Mitt Romney vince in Florida a mani basse (quasi il 50% dei suffragi) e incamera tutti e 50 i delegati dello Stato alla convention. Ma la corsa alla nomination non è finita: ‘penna bianca’ Newt Gingrich è staccato di 14 punti (32%, contro il 46% del rivale mormone), ma se somma ai suoi voti quelli dell’integralista cattolico Rick Santorum (13%) fa match pari.

L’operazione non è cervellotica: Santorum, ex senatore, ultra-conservatore, vincitore a sorpresa nello Iowa il 3 gennaio, può essere al passo dell’addio, dopo avere infilato risultati deludenti nel New Hampshire, in South Carolina e
in Florida. Ora, sta già facendo campagna nel Nevada, la prossima tappa. E di lì commenta: “L’America vuole vedere la sconfitta di Barack Obama” (però, non
la sua vittoria. Un messaggio di coesione repubblicana, che può preludere all’uscita di scena. E i suoi voti, e i suoi delegati, andranno a Gingrich, cui ha finora conteso le aree ultra-conservatrice religiosa e populista-qualunquista
del Tea Party.

La Florida, dunque, non consegna la nomination a Romney, anche se ne rilancia la corsa in testa, dopo la battuta d’arresto nella South Carolina; e sancisce
il duello con Gingrich, che di sicuro andrà avanti almeno fino al ‘Super-Martedì del 6 marzo, quando si voterà in una decina di Stati –di qui ad allora, ci sono solo Nevada e Maine-. Ron Paul, il campione libertario, resterà probabilmente in gara fino in fondo: una testimonianza, la sua, senza speranze di successo.

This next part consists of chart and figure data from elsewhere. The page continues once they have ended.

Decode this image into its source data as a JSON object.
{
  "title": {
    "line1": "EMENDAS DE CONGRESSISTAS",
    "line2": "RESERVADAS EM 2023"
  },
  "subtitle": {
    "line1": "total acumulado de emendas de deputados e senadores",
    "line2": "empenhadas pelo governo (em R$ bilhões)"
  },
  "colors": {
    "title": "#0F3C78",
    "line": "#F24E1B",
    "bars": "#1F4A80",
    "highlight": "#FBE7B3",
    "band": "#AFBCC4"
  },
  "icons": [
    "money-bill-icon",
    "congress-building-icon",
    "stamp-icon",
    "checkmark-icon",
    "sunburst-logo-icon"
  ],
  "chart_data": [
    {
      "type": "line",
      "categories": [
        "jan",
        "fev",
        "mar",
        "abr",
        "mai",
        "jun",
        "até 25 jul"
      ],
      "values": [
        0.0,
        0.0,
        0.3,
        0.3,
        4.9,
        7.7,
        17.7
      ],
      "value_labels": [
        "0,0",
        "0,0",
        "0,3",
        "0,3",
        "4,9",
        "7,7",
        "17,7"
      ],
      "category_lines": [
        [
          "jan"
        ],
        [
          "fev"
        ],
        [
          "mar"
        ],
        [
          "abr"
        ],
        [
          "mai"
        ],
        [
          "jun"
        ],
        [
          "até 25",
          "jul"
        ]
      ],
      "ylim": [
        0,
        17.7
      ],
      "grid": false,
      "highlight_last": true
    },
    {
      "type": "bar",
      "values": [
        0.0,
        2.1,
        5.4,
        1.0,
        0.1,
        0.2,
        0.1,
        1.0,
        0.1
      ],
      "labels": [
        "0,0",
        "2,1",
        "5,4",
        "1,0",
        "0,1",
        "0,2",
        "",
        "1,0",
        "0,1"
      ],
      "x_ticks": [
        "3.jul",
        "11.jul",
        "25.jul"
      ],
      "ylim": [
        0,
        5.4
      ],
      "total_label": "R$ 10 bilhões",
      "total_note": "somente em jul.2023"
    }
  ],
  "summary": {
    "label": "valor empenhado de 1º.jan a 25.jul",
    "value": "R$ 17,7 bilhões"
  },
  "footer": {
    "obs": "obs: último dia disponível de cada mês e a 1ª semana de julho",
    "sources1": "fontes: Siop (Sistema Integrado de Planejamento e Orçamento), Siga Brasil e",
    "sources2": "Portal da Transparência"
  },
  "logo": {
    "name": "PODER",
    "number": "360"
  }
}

Nel giro di dieci giorni, South Carolina e Florida hanno dato risultati rovesciati: là, Gingrich avanti a valanga, qui Romney. Ma i due Stati non sono confrontabili per composizione demografica e tendenza politica; e là Romney aveva perso il dibattito televisivo, che qui ha vinto. Merito, si dice, del suo nuovo ‘allenatore’ Brett O’Donnell, un guro dei dibattiti, che in 48 ore avrebbe trasformato Mitt l’indeciso in un oratore aggressivo e convincente. Anche in America, dunque, la squadra che cambia l’allenatore vince la prima partita, anche se non è detto che poi vinca il campionato (o si salvi).